Invalid character exception when adding Metadata to a CloudBlob

Unless I get an answer that actually solves the issue, this workaround is a solution for the above issue!

Workaround

To get this to work, I am using a combination of the below methods to:

  1. Convert all possible characters to their ascii/english equivivalent
  2. Invalid Characters that escape this cleanup are literally stripped out of the string

But this isn't ideal as we are losing data!

Diacritics to ASCII

/// <summary>
/// Converts all Diacritic characters in a string to their ASCII equivalent
/// Courtesy: http://stackoverflow.com/a/13154805/476786
/// A quick explanation:
/// * Normalizing to form D splits charactes like è to an e and a nonspacing `
/// * From this, the nospacing characters are removed
/// * The result is normalized back to form C (I'm not sure if this is neccesary)
/// </summary>
/// <param name="value"></param>
/// <returns></returns>
public static string ConvertDiacriticToASCII(this string value)
{
    if (value == null) return null;
    var chars =
        value.Normalize(NormalizationForm.FormD)
             .ToCharArray()
             .Select(c => new {c, uc = CharUnicodeInfo.GetUnicodeCategory(c)})
             .Where(@t => @t.uc != UnicodeCategory.NonSpacingMark)
             .Select(@t => @t.c);
    var cleanStr = new string(chars.ToArray()).Normalize(NormalizationForm.FormC);
    return cleanStr;
}

Non-ASCII Burninator

/// <summary>
/// Removes all non-ASCII characters from the string
/// Courtesy: http://stackoverflow.com/a/135473/476786
/// Uses the .NET ASCII encoding to convert a string. 
/// UTF8 is used during the conversion because it can represent any of the original characters. 
/// It uses an EncoderReplacementFallback to to convert any non-ASCII character to an empty string.
/// </summary>
/// <param name="value"></param>
/// <returns></returns>
public static string RemoveNonASCII(this string value)
{
    string cleanStr = 
           Encoding.ASCII
                   .GetString(
                              Encoding.Convert(Encoding.UTF8,
                                               Encoding.GetEncoding(Encoding.ASCII.EncodingName,
                                                                    new EncoderReplacementFallback(string.Empty),
                                                                    new DecoderExceptionFallback()
                                                                    ),
                                               Encoding.UTF8.GetBytes(value)
                                               )
                              );
    return cleanStr;
}

I really hope to get an answer as the workaround is obviously not ideal, and it also doesn't make sense why this is not possible!

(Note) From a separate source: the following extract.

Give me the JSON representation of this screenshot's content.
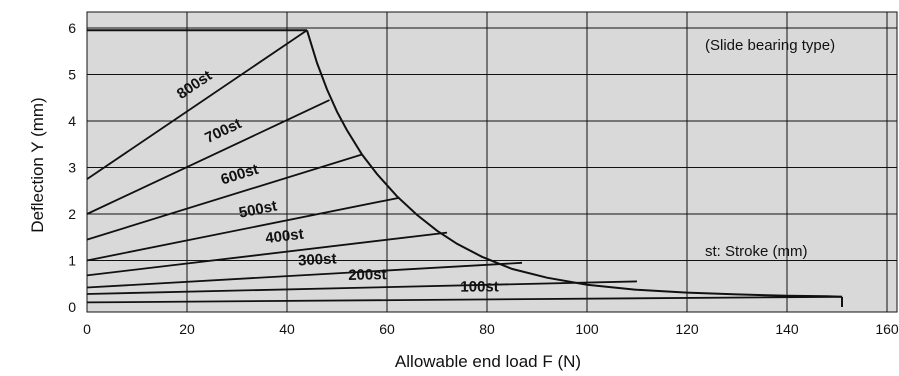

Just have had confirmation from the azure-sdk-for-net team on GitHub that only ASCII characters are valid as data within blob meta-data.

joeg commented:
The supported characters in the blob metadata must be ASCII characters. To work around this you can either escape the string ( percent encode), base64 encode etc.

Source on GitHub

So as a work-around, either:

  • escape the string (percent encode), base64 encode, etc, as suggested by joeg
  • use the techniques that I have mentioned in my other answer.